Although this study contributed to validating the assumption that improved regional accessibility promoted economic development through agglomeration, several further issues remain to be addressed. First, from a technical perspective, one of the issues is the rationale for using “effective density” to explain agglomeration. Kanemoto (2013) and Kidokoro (2015) explained the difference between an agglomeration economy and transportation investment through general equilibrium, mentioning that the concept of effective density might not be justified in some cases. For example, the effective density in Eq. (3) follows urbanization agglomeration, neglecting the industrial structure. Thus, a problem could arise. For example, a zone with \(90\%\) employment in industry n and \(10\%\) employment in industry m has the same effective density as another zone with \(10\%\) employment in industry n and \(90\%\) in industry m,  although, obviously, the productivity between them should be different. This is the main reason we introduced the weighted effective density in our analysis to consider the whole economy within the zone, although the result could imply that the Ellison and Glaeser co-agglomeration index is not promising, at least with our specification and dataset. Further examination would be required for the definition of agglomeration. Yet, our finding can help the regional planner with regard to agglomeration to a certain extent. Nevertheless, we draw the first conclusion from our analysis: The relationship between transportation investment and the economy through agglomeration can be positive, negative, or not related, depending on the type and distribution of industrial activities. Many agglomeration-related studies focus only on the manufacturing sector, but we argue that the effect of inter-industrial agglomeration should be further investigated to reveal the real mechanism behind the cross-fertilization process proposed in urbanization agglomeration.
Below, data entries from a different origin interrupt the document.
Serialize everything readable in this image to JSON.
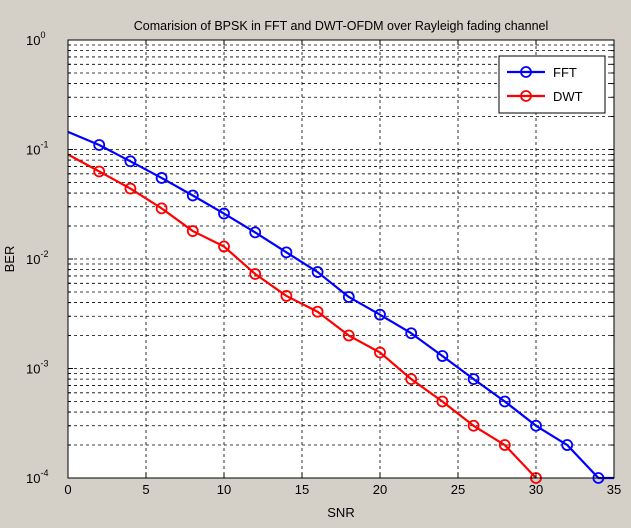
{
  "chart_data": {
    "type": "line",
    "title": "Comarision of BPSK in FFT and DWT-OFDM over Rayleigh fading channel",
    "xlabel": "SNR",
    "ylabel": "BER",
    "xlim": [
      0,
      35
    ],
    "ylim": [
      0.0001,
      1
    ],
    "yscale": "log",
    "grid": "on",
    "legend_position": "top-right",
    "x_ticks": [
      0,
      5,
      10,
      15,
      20,
      25,
      30,
      35
    ],
    "x_tick_labels": [
      "0",
      "5",
      "10",
      "15",
      "20",
      "25",
      "30",
      "35"
    ],
    "y_ticks": [
      0.0001,
      0.001,
      0.01,
      0.1,
      1
    ],
    "y_tick_labels": [
      {
        "base": "10",
        "exp": "-4"
      },
      {
        "base": "10",
        "exp": "-3"
      },
      {
        "base": "10",
        "exp": "-2"
      },
      {
        "base": "10",
        "exp": "-1"
      },
      {
        "base": "10",
        "exp": "0"
      }
    ],
    "series": [
      {
        "name": "FFT",
        "color": "#0000ff",
        "marker": "circle",
        "x": [
          0,
          2,
          4,
          6,
          8,
          10,
          12,
          14,
          16,
          18,
          20,
          22,
          24,
          26,
          28,
          30,
          32,
          34,
          35
        ],
        "y": [
          0.145,
          0.11,
          0.078,
          0.055,
          0.038,
          0.026,
          0.0175,
          0.0115,
          0.0076,
          0.0045,
          0.0031,
          0.0021,
          0.0013,
          0.0008,
          0.0005,
          0.0003,
          0.0002,
          0.0001,
          0.0001
        ],
        "markers": [
          false,
          true,
          true,
          true,
          true,
          true,
          true,
          true,
          true,
          true,
          true,
          true,
          true,
          true,
          true,
          true,
          true,
          true,
          false
        ]
      },
      {
        "name": "DWT",
        "color": "#ff0000",
        "marker": "circle",
        "x": [
          0,
          2,
          4,
          6,
          8,
          10,
          12,
          14,
          16,
          18,
          20,
          22,
          24,
          26,
          28,
          30
        ],
        "y": [
          0.09,
          0.063,
          0.044,
          0.029,
          0.018,
          0.013,
          0.0073,
          0.0046,
          0.0033,
          0.002,
          0.0014,
          0.0008,
          0.0005,
          0.0003,
          0.0002,
          0.0001
        ],
        "markers": [
          false,
          true,
          true,
          true,
          true,
          true,
          true,
          true,
          true,
          true,
          true,
          true,
          true,
          true,
          true,
          true
        ]
      }
    ]
  }
}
Finally, we emphasize the interest gain from the coordination between land-use and transportation service. Many practices can be explained using the results obtained in the case study of Japan. For example, the results show that the agglomeration productivity premium found in the real estate industry and in the transportation and communication industry are positively significant in several models. These results concur with the real situation in Japan, where transit-oriented development has been effectively established in large urban areas from the late twentieth century. The situation in Japan can explain the negative results in agriculture as well; the limited land available for cultivation in Japan is against the nature of the agricultural sector, where a larger land area decreases the average cost of production, implying that less agglomeration leads to higher productivity. However, we emphasize that these results can be unique for Japan, where limited habitable land is the main issue, forcing economic activities to agglomerate together. Nevertheless, another conclusion can be drawn from our findings: Transportation improvement significantly promotes the economy through agglomeration from better accessibility in many industries.

One policy implication drawn from the first conclusion is that the agglomeration effect should be treated industry by industry. For example, our result shows a negative impact of localization agglomeration in the service industry. While we continuously observed an increasing trend of employment in the service industry in Japan, we believe that the service industry in Japan should be expanded to the regions where an agglomeration of the service sector is still lagging behind in order to reduce the over-competition effect. As for the second conclusion, we believe that to maximize regional productivity from agglomeration, the land-use and transportation planning should consider whether, which, and where each sector should be allocated and transportation infrastructure invested. In Japan, huge infrastructure investment is criticized because the expected benefit might not be sufficient due to the declining population in Japan. However, we agree with the transportation project linking the major cities, such as the Chuo Shinkansen Maglev project. Despite its huge investment cost, we believe that this project will be able to generate sufficient indirect benefit through agglomeration along the most populated corridor in Japan.